戦フベキトキニ非シテ強(しい)テ戦テ人ヲ殺ントスルハ、不仁モ亦甚シ。
海内ノ百姓(ひゃくせい)皆升平ノ徳沢ヲ蒙リ、其生ヲ安(やすん)ジテ世ヲ渡ルハ、天下ノ至慶ナリ。
然(しかる)ヲ今、軽易ニ事ヲ生ジテコレヲ兵火ニ苦マシメントスルハ何ノ心ゾヤ。
今万民下ニ安堵シ、上ニハ幕府ノ廟議、富国強兵ノ政、大果断アリテ、天下ノ耳目一新ス。
コレヨリ富強ノ国トナリテ、神州ノ武威海外ニ輝(かがやか)ンコト、伏(ふし)テ庶幾(こいねが)フ所ナリ。

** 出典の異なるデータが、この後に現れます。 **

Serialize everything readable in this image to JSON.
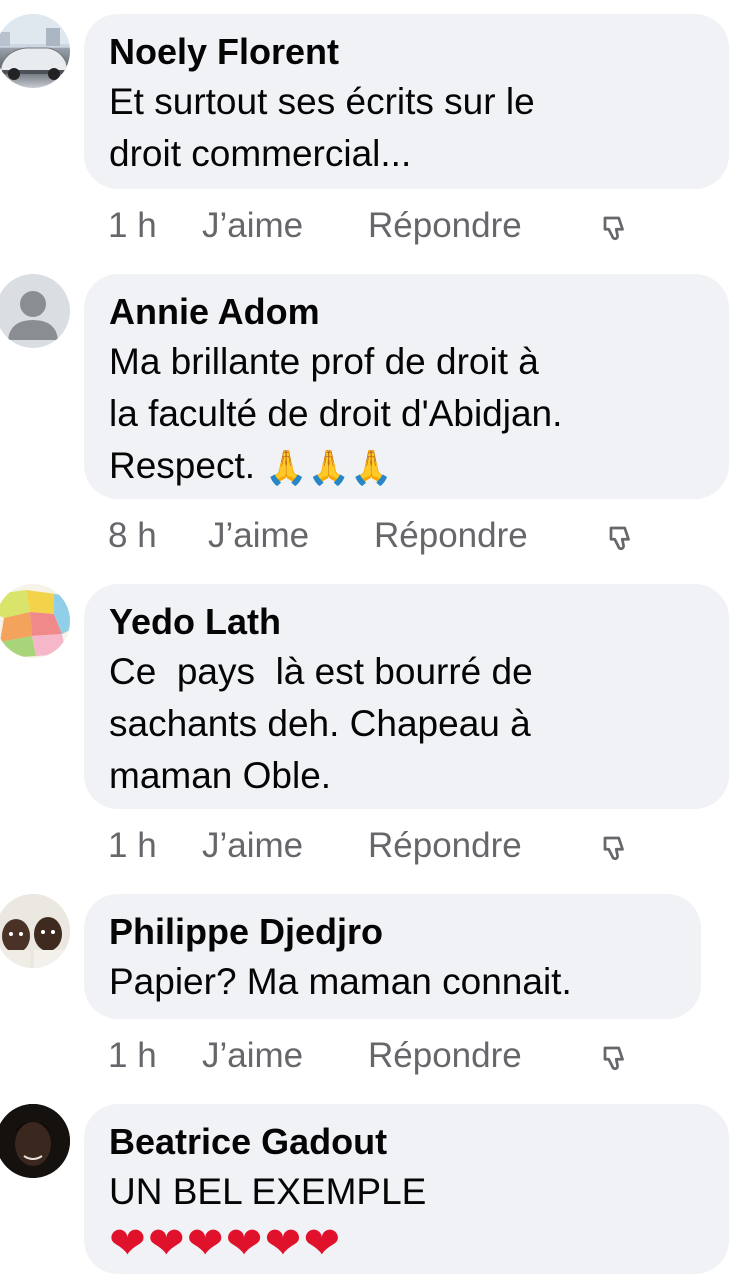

九天ノ上ニハ聖天子好生ノ盛徳マシマセバ、必(かならず)仁暴ノ二ツヲ明察マシマシテ、万民ヲシテ兵燹(へいせん)ヲ免(まぬかれ)シメ、仁寿(じんじゅ)ノ域ニ※(路-各+齊)(のぼ)セ給ンカト、東陬(とうすう)ニ在トイヘドモ窃(ひそか)ニ瞻仰(せんぎょう)シ奉ルナリ。
 或人ノ一説ニ、客気ノ少年中ニハ、鸞輿(らんよ)ヲ大坂ニ移シ奉ントイフモノアリト聞及ブ。
大坂ハ浜海ノ地ナレバ、外虜海岸ヨリ直ニ行宮(あんぐう)ニ犯シ逼(せまら)ンモ測リ難ク、甚ダ危キ事ナレバ、※(手偏+晉)紳(しんしん)諸公モ、カクノ如キ疎率(そそつ)迂闊ナル拙謀ニハ必(かならず)従ハルベカラズ。
サレドモ筆ノ序(ついで)ニ、聞(きけ)ルマヽニコヽニ附論スルナリ。
 右ニ論ズル所モ、必シモ外国ヲ拒絶スベカラズトイフニアラズ。
万国ノ形勢ヲ審察シテ、拒絶シテ宜シキニ当ル時アラバ拒絶スベシ。
必シモ戦フベカラズトイフニアラズ。
孫子始計ノ如ク、廟算シテ彼ヲ知リ我ヲ知リ、我ニ算ヲ得ルコト多クバ戦フベシ。
算ナクシテ妄(みだり)ニ戦フベカラズ。
孔子モ、暴虎馮河(ぼうこひょうが)シテ死テ悔ナカランモノニハ与(くみ)シ給ハズ、事ニ臨テ懼レ、謀ヲ好(このみ)テ成サンモノニ与シ給フ。
サレバ万事ニ就テ、其難キヲ知テ後ニ行フベシ。
軽易無謀ニシテ暴虎馮河センハ、実ニ危キ事ニシテ、天下ノ大事ヲ敗(やぶ)ルニ至ルベシ。